Se apagaba, de ese modo, aquel “doble” de Colón, su “alter ego” desde los dificultosos aprestos portuarios y durante aquella larga e incierta navegación. Si el genovés había sido la encarnación exaltada del genio latino, Pinzón había sido la encarnación reposada de la pericia marina y del empresariado náutico de cepa española. He allí su “quid” ante la historia, su rol insustituible que se proyecta, hasta nuestros días, con valor de ejemplaridad.

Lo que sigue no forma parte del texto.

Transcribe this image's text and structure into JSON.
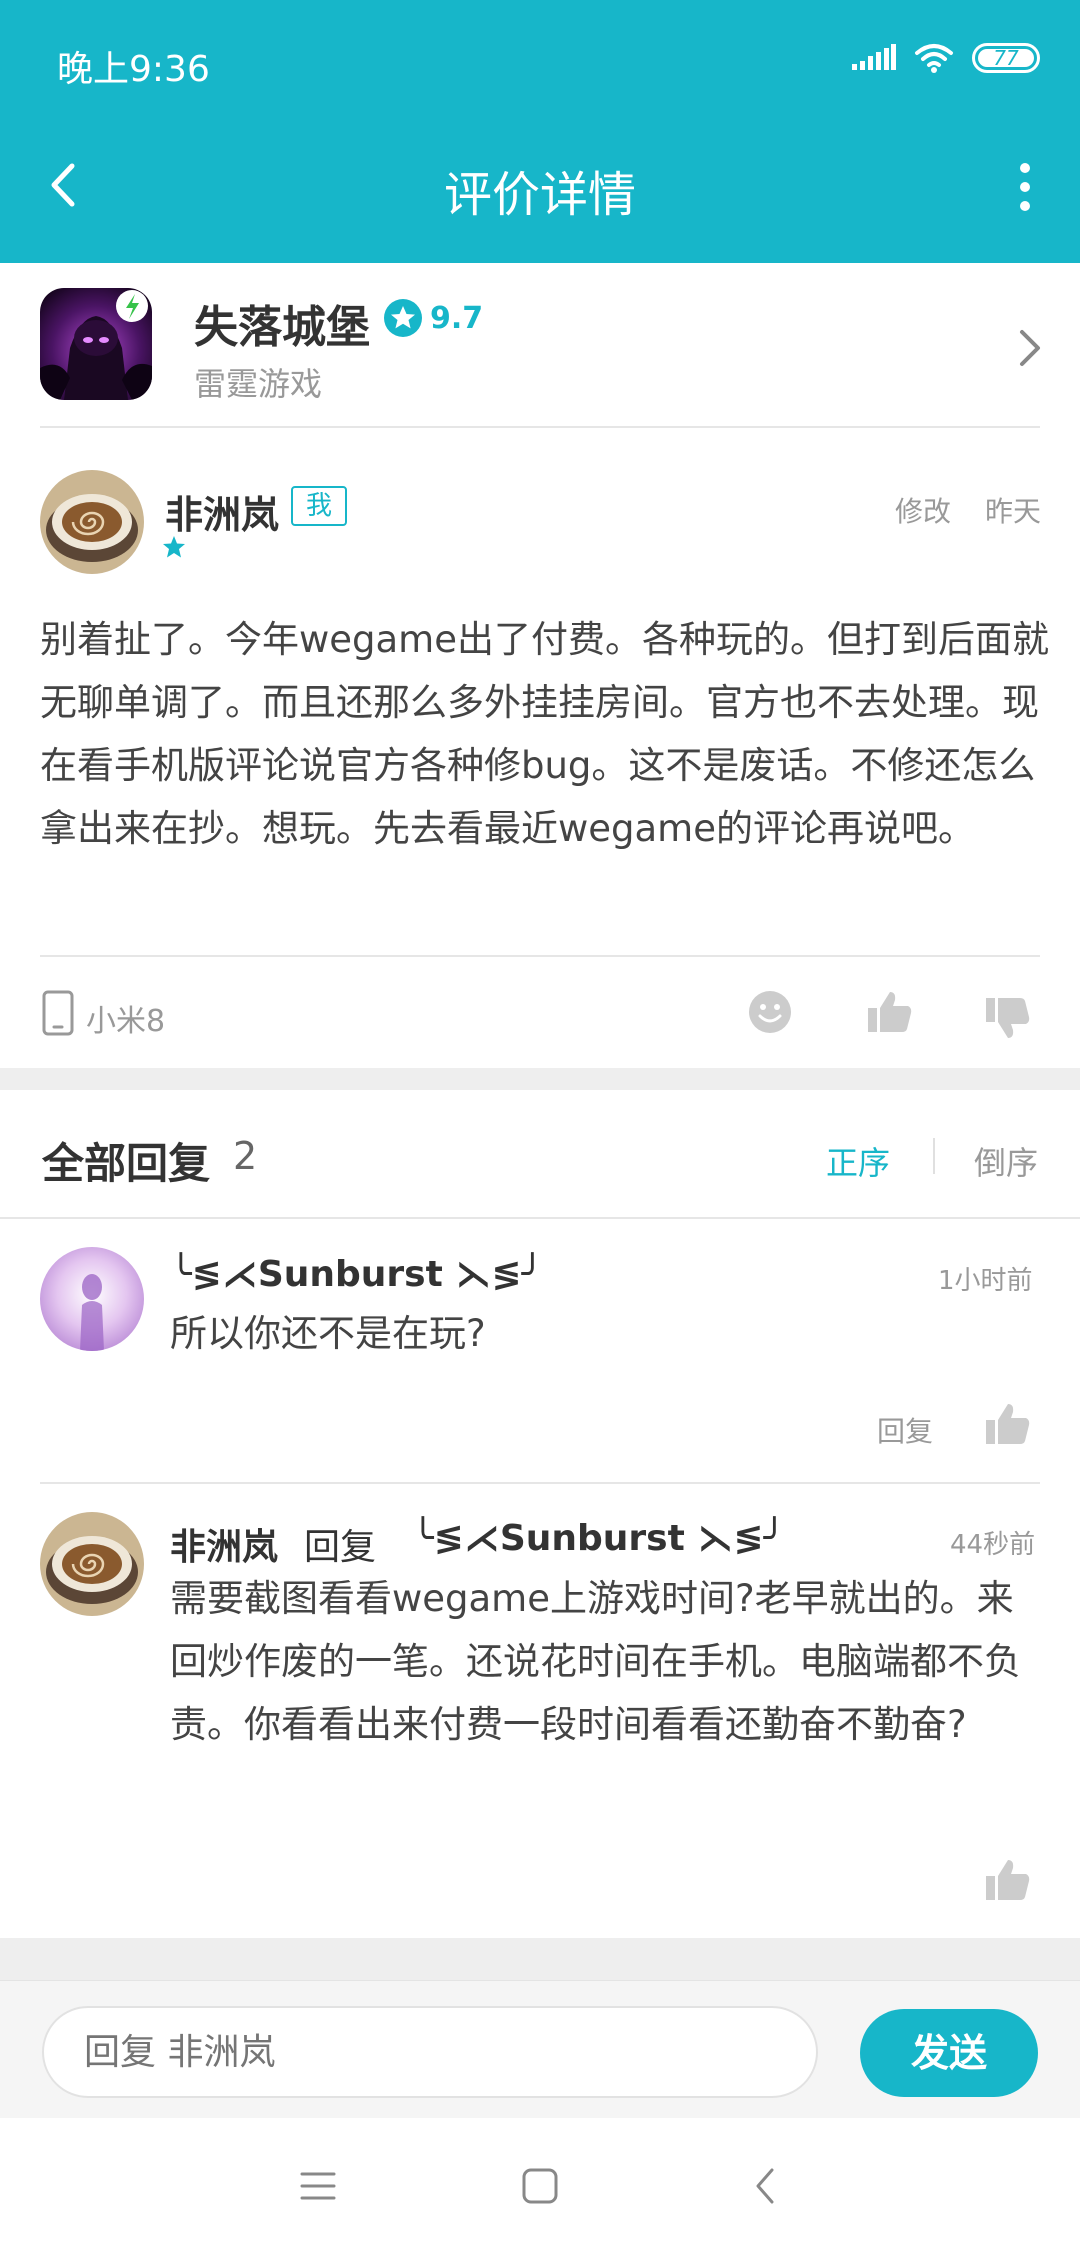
{
  "status_bar": {
    "time": "晚上9:36",
    "battery": "77"
  },
  "header": {
    "title": "评价详情"
  },
  "game": {
    "name": "失落城堡",
    "rating": "9.7",
    "developer": "雷霆游戏"
  },
  "review": {
    "author": "非洲岚",
    "badge": "我",
    "stars": 1,
    "edit_label": "修改",
    "date": "昨天",
    "body": "别着扯了。今年wegame出了付费。各种玩的。但打到后面就无聊单调了。而且还那么多外挂挂房间。官方也不去处理。现在看手机版评论说官方各种修bug。这不是废话。不修还怎么拿出来在抄。想玩。先去看最近wegame的评论再说吧。",
    "device": "小米8"
  },
  "replies_section": {
    "title": "全部回复",
    "count": "2",
    "sort_asc": "正序",
    "sort_desc": "倒序"
  },
  "replies": [
    {
      "author": "╰≶⋌Sunburst ⋋≶╯",
      "time": "1小时前",
      "text": "所以你还不是在玩?",
      "reply_label": "回复"
    },
    {
      "author": "非洲岚",
      "reply_to_label": "回复",
      "reply_to": "╰≶⋌Sunburst ⋋≶╯",
      "time": "44秒前",
      "text": "需要截图看看wegame上游戏时间?老早就出的。来回炒作废的一笔。还说花时间在手机。电脑端都不负责。你看看出来付费一段时间看看还勤奋不勤奋?"
    }
  ],
  "input": {
    "placeholder": "回复 非洲岚",
    "send_label": "发送"
  },
  "colors": {
    "accent": "#17b6c9",
    "text": "#333333",
    "muted": "#999999"
  },
  "icons": [
    "back-arrow-icon",
    "more-vert-icon",
    "star-icon",
    "chevron-right-icon",
    "phone-icon",
    "emoji-icon",
    "thumb-up-icon",
    "thumb-down-icon",
    "menu-icon",
    "home-icon",
    "nav-back-icon"
  ]
}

Alguien insinuó, con algo de sarcasmo, que la muerte lo salvó del juicio condenatorio del presente. Porque ese mismo marino y señor de su nao, puesto a adelantado o encomendero, ¿hubiera imitado la conducta cruel del Almirante? La tendencia de la época y las condiciones objetivas de cualquier conquista lograda al filo de la espada, parecen determinar la respuesta. Sin embargo, en el misterio de la libertad humana, yace esa duda que jamás será despejada.

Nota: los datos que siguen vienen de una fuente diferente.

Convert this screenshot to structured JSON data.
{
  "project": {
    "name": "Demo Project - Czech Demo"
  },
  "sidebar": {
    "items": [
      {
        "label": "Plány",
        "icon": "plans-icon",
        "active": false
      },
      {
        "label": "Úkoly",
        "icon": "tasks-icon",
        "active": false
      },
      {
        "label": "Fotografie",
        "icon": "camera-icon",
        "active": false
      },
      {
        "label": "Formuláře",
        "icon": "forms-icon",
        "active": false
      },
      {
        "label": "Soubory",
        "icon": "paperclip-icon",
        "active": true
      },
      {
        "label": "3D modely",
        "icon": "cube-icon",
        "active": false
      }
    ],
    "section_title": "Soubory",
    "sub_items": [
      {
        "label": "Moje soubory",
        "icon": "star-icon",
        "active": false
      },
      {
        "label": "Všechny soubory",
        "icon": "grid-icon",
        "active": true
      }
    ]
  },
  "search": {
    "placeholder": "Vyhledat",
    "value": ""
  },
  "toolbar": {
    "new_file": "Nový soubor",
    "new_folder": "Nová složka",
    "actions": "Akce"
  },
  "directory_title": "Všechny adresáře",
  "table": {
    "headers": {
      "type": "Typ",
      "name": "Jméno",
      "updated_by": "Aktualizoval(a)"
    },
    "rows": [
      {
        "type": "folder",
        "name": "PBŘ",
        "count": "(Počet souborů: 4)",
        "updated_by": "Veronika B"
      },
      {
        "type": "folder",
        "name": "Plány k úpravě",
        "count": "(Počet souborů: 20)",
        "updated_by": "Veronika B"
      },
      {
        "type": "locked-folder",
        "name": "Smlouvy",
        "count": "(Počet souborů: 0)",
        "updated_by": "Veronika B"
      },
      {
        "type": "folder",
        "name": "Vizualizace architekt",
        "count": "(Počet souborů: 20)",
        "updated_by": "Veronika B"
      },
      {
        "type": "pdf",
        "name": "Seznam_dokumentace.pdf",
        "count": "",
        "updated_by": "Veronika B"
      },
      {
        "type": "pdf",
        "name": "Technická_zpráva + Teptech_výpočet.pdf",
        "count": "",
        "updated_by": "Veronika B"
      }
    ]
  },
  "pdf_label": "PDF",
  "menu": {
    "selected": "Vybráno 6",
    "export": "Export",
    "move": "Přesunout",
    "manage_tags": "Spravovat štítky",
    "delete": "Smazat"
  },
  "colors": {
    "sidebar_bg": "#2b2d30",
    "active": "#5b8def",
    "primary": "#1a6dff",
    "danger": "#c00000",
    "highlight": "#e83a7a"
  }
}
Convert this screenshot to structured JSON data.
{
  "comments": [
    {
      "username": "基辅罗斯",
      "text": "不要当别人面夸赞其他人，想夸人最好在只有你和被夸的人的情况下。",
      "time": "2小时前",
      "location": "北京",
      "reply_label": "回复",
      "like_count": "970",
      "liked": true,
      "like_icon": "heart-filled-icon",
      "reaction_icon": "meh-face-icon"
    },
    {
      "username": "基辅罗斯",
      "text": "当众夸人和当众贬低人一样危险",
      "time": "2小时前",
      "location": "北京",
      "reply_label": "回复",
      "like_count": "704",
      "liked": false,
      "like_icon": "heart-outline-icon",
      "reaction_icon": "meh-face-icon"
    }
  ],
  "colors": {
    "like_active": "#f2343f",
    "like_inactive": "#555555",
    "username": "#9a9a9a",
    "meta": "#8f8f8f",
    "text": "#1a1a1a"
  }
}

Y así como los restos mortales de quien, al final, vino a ser su Némesis terrena, alcanzaron el tributo póstumo de ser disputados por dos sepulcros (uno en Santo Domingo y otro en Sevilla), los despojos de Pinzón, en cambio, fueron a confundirse con otros tantos en un osario común, debajo del pavimento del coro de la iglesia de La Rábida.

A comienzos de la década de 1920, un cronista madrileño deploraba, en las páginas de “Blanco y Negro”, la ausencia de un monumento que lo honrase en su tierra. La deuda fue reparada mucho después y existen, por lo menos, dos o tres estatuas modernas que lo recuerdan, en Palos de la Frontera y en Bayona.

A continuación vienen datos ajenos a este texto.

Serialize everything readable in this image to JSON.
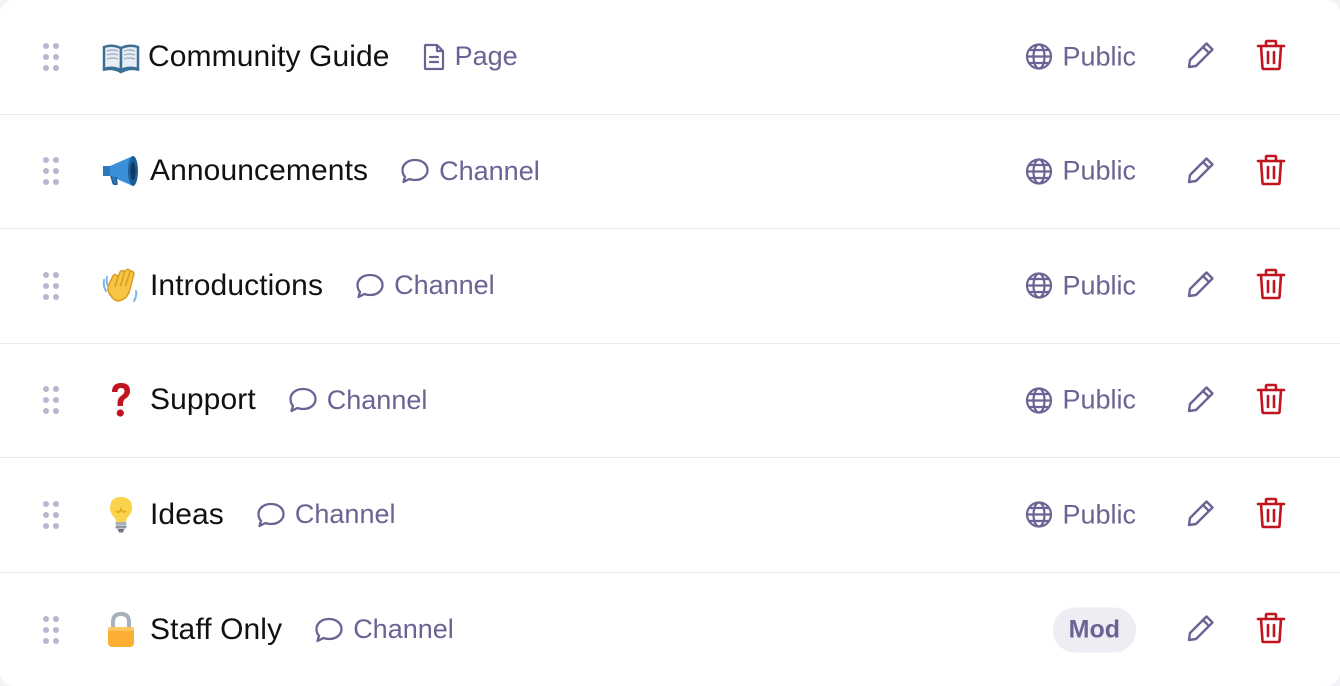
{
  "colors": {
    "accent": "#6a6394",
    "danger": "#c0141f",
    "drag_handle": "#b9b6cf",
    "text": "#111111",
    "badge_bg": "#eeedf4"
  },
  "items": [
    {
      "name": "Community Guide",
      "emoji": "open-book",
      "type_label": "Page",
      "type_icon": "page-icon",
      "visibility": "Public",
      "badge": null
    },
    {
      "name": "Announcements",
      "emoji": "megaphone",
      "type_label": "Channel",
      "type_icon": "chat-bubble-icon",
      "visibility": "Public",
      "badge": null
    },
    {
      "name": "Introductions",
      "emoji": "waving-hand",
      "type_label": "Channel",
      "type_icon": "chat-bubble-icon",
      "visibility": "Public",
      "badge": null
    },
    {
      "name": "Support",
      "emoji": "question-mark",
      "type_label": "Channel",
      "type_icon": "chat-bubble-icon",
      "visibility": "Public",
      "badge": null
    },
    {
      "name": "Ideas",
      "emoji": "light-bulb",
      "type_label": "Channel",
      "type_icon": "chat-bubble-icon",
      "visibility": "Public",
      "badge": null
    },
    {
      "name": "Staff Only",
      "emoji": "lock",
      "type_label": "Channel",
      "type_icon": "chat-bubble-icon",
      "visibility": null,
      "badge": "Mod"
    }
  ]
}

La Buenos Aires de ayer (ésa que ya no existe) tampoco lo olvidó: una calle que va de Barracas a La Boca se llama Pinzón (pese a que, según me informa Julio Cacciatore, los boquenses insisten en pronunciarla como palabra grave, acentuando la letra “i”). Y aunque difícilmente los transeúntes del presente lleven cuenta de sus méritos, al menos su nombre permanece en la cartografía urbana de “este lado” de la “mar océano”, que él ayudó a descubrir y que sin él, probablemente, no se hubiera descubierto entonces.

Porque mientras la gloria de Colón es ruidosa y contradictoria, y será siempre litigiosa y polémica, la de Pinzón es silenciosa.